En primer lugar, debes saber que la mayoría de las manchas responsables del amarilleo no se ven al principio, pues los restos de sudor, maquillaje o alcohol pueden oxidarse incluso meses después. Por eso es fundamental limpiarlo antes de guardarlo.
Así que, el primer paso para conservar tu vestido de novia intacto comienza justo después de la boda. Según expertas en conservación textil, dejar pasar semanas antes de limpiarlo puede ser fatal precisamente por lo que comentábamos de que muchas manchas tardan en salir un tiempo. ¿Lo mejor? Llévalo a una tintorería especializada en vestidos de novia, donde utilicen procesos libres de productos agresivos, solo así te asegurarás de que reciba el cuidado que se merece.
Por otro lado, el modo en el que lo guardes es el segundo paso a seguir más importante que determinará que se conserve como nuevo. Uno de los errores más comunes consiste en guardarlo en una bolsa de tintorería o en cualquier envoltorio de plástico ya que el plástico atrapa humedad y libera vapores químicos que aceleran el deterioro del tejido.

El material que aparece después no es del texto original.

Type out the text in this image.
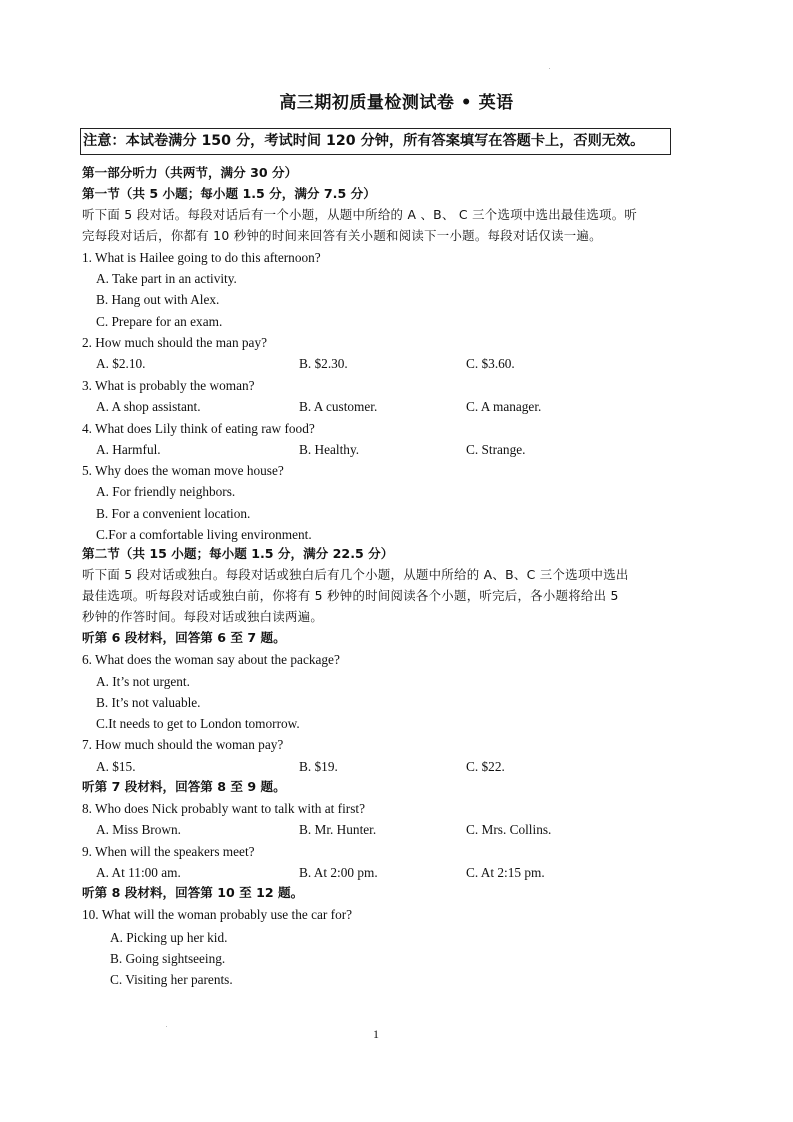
高三期初质量检测试卷 • 英语
注意：本试卷满分 150 分，考试时间 120 分钟，所有答案填写在答题卡上，否则无效。
第一部分听力（共两节，满分 30 分）
第一节（共 5 小题；每小题 1.5 分，满分 7.5 分）
听下面 5 段对话。每段对话后有一个小题，从题中所给的 A 、B、 C 三个选项中选出最佳选项。听
完每段对话后，你都有 10 秒钟的时间来回答有关小题和阅读下一小题。每段对话仅读一遍。
1. What is Hailee going to do this afternoon?
A. Take part in an activity.
B. Hang out with Alex.
C. Prepare for an exam.
2. How much should the man pay?
A. $2.10.	B. $2.30.	C. $3.60.
3. What is probably the woman?
A. A shop assistant.	B. A customer.	C. A manager.
4. What does Lily think of eating raw food?
A. Harmful.	B. Healthy.	C. Strange.
5. Why does the woman move house?
A. For friendly neighbors.
B. For a convenient location.
C.For a comfortable living environment.
第二节（共 15 小题；每小题 1.5 分，满分 22.5 分）
听下面 5 段对话或独白。每段对话或独白后有几个小题，从题中所给的 A、B、C 三个选项中选出
最佳选项。听每段对话或独白前，你将有 5 秒钟的时间阅读各个小题，听完后，各小题将给出 5
秒钟的作答时间。每段对话或独白读两遍。
听第 6 段材料，回答第 6 至 7 题。
6. What does the woman say about the package?
A. It’s not urgent.
B. It’s not valuable.
C.It needs to get to London tomorrow.
7. How much should the woman pay?
A. $15.	B. $19.	C. $22.
听第 7 段材料，回答第 8 至 9 题。
8. Who does Nick probably want to talk with at first?
A. Miss Brown.	B. Mr. Hunter.	C. Mrs. Collins.
9. When will the speakers meet?
A. At 11:00 am.	B. At 2:00 pm.	C. At 2:15 pm.
听第 8 段材料，回答第 10 至 12 题。
10. What will the woman probably use the car for?
A. Picking up her kid.
B. Going sightseeing.
C. Visiting her parents.
1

Caja específica y papel de seda
Lo ideal sería que utilizases una caja diseñada específicamente para textiles delicados, pues este tipo de envases están creados en materiales que permiten que el vestido ‘respire’ y lo protegen de la luz, el polvo y la humedad. Además, entre los pliegues, usa papel de seda para evitar fricción, arrugas y decoloración (especialmente importante en encajes, tul o tejidos naturales como la seda). Y si tiene pedrería, cubre esos detalles con papel para evitar que rasguen otras zonas al doblarlo. ¿Quieres un resultado óptimo? Entonces cámbialo cada 2 o 3 años, así te asegurarás que mantenga todas sus propiedades.

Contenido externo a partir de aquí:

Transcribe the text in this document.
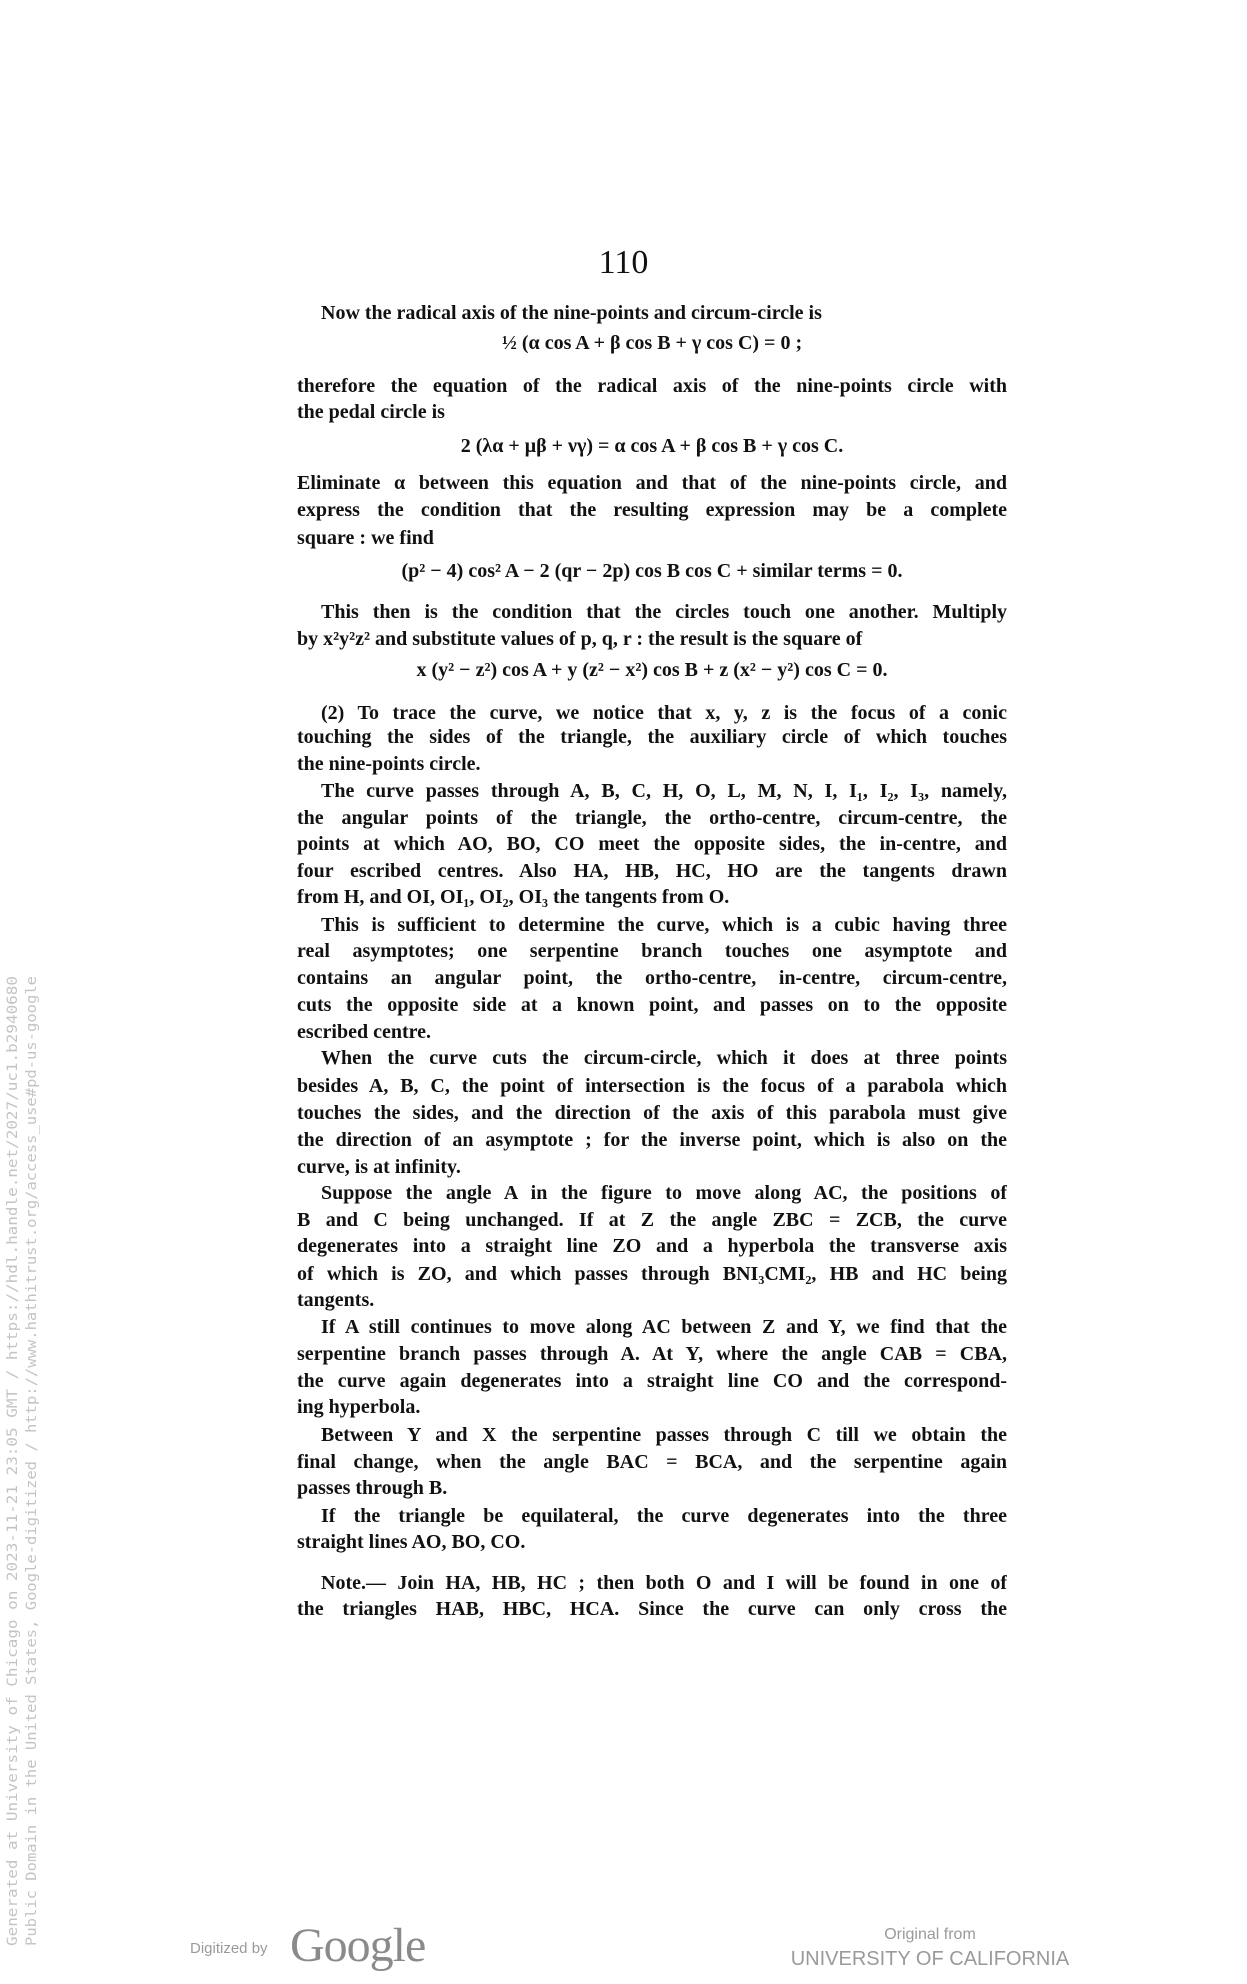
110
Now the radical axis of the nine-points and circum-circle is
½ (α cos A + β cos B + γ cos C) = 0 ;
therefore the equation of the radical axis of the nine-points circle with
the pedal circle is
2 (λα + μβ + νγ) = α cos A + β cos B + γ cos C.
Eliminate α between this equation and that of the nine-points circle, and
express the condition that the resulting expression may be a complete
square : we find
(p² − 4) cos² A − 2 (qr − 2p) cos B cos C + similar terms = 0.
This then is the condition that the circles touch one another. Multiply
by x²y²z² and substitute values of p, q, r : the result is the square of
x (y² − z²) cos A + y (z² − x²) cos B + z (x² − y²) cos C = 0.
(2) To trace the curve, we notice that x, y, z is the focus of a conic
touching the sides of the triangle, the auxiliary circle of which touches
the nine-points circle.
The curve passes through A, B, C, H, O, L, M, N, I, I₁, I₂, I₃, namely,
the angular points of the triangle, the ortho-centre, circum-centre, the
points at which AO, BO, CO meet the opposite sides, the in-centre, and
four escribed centres. Also HA, HB, HC, HO are the tangents drawn
from H, and OI, OI₁, OI₂, OI₃ the tangents from O.
This is sufficient to determine the curve, which is a cubic having three
real asymptotes; one serpentine branch touches one asymptote and
contains an angular point, the ortho-centre, in-centre, circum-centre,
cuts the opposite side at a known point, and passes on to the opposite
escribed centre.
When the curve cuts the circum-circle, which it does at three points
besides A, B, C, the point of intersection is the focus of a parabola which
touches the sides, and the direction of the axis of this parabola must give
the direction of an asymptote ; for the inverse point, which is also on the
curve, is at infinity.
Suppose the angle A in the figure to move along AC, the positions of
B and C being unchanged. If at Z the angle ZBC = ZCB, the curve
degenerates into a straight line ZO and a hyperbola the transverse axis
of which is ZO, and which passes through BNI₃CMI₂, HB and HC being
tangents.
If A still continues to move along AC between Z and Y, we find that the
serpentine branch passes through A. At Y, where the angle CAB = CBA,
the curve again degenerates into a straight line CO and the correspond-
ing hyperbola.
Between Y and X the serpentine passes through C till we obtain the
final change, when the angle BAC = BCA, and the serpentine again
passes through B.
If the triangle be equilateral, the curve degenerates into the three
straight lines AO, BO, CO.
Note.— Join HA, HB, HC ; then both O and I will be found in one of
the triangles HAB, HBC, HCA. Since the curve can only cross the
Generated at University of Chicago on 2023-11-21 23:05 GMT / https://hdl.handle.net/2027/uc1.b2940680 Public Domain in the United States, Google-digitized / http://www.hathitrust.org/access_use#pd-us-google
Digitized by Google	Original from
UNIVERSITY OF CALIFORNIA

Almacenamiento horizontal, no colgado
Aunque muchas novias conservan su vestido colgado en una percha de satén, esto puede deformar la prenda, especialmente si tiene peso (pedrería, encajes o cola). La conservación horizontal reduce la tensión en las costuras y mantiene la estructura original, así que toma nota.
Por último, ten en cuenta los factores externos como el frío y la humedad. Lo ideal es guardar el vestido en un lugar fresco, seco y oscuro. El exceso de humedad favorece el moho, el calor puede alterar las fibras y la luz solar directa acelera la decoloración.
Y para las más exigentes…
Revisa el embalaje de tu vestido cada cierto tiempo (unos 2 años por ejemplo), así, si tiene alguna mancha indeseada, estarás a tiempo de repararla antes de que sea demasiado tarde.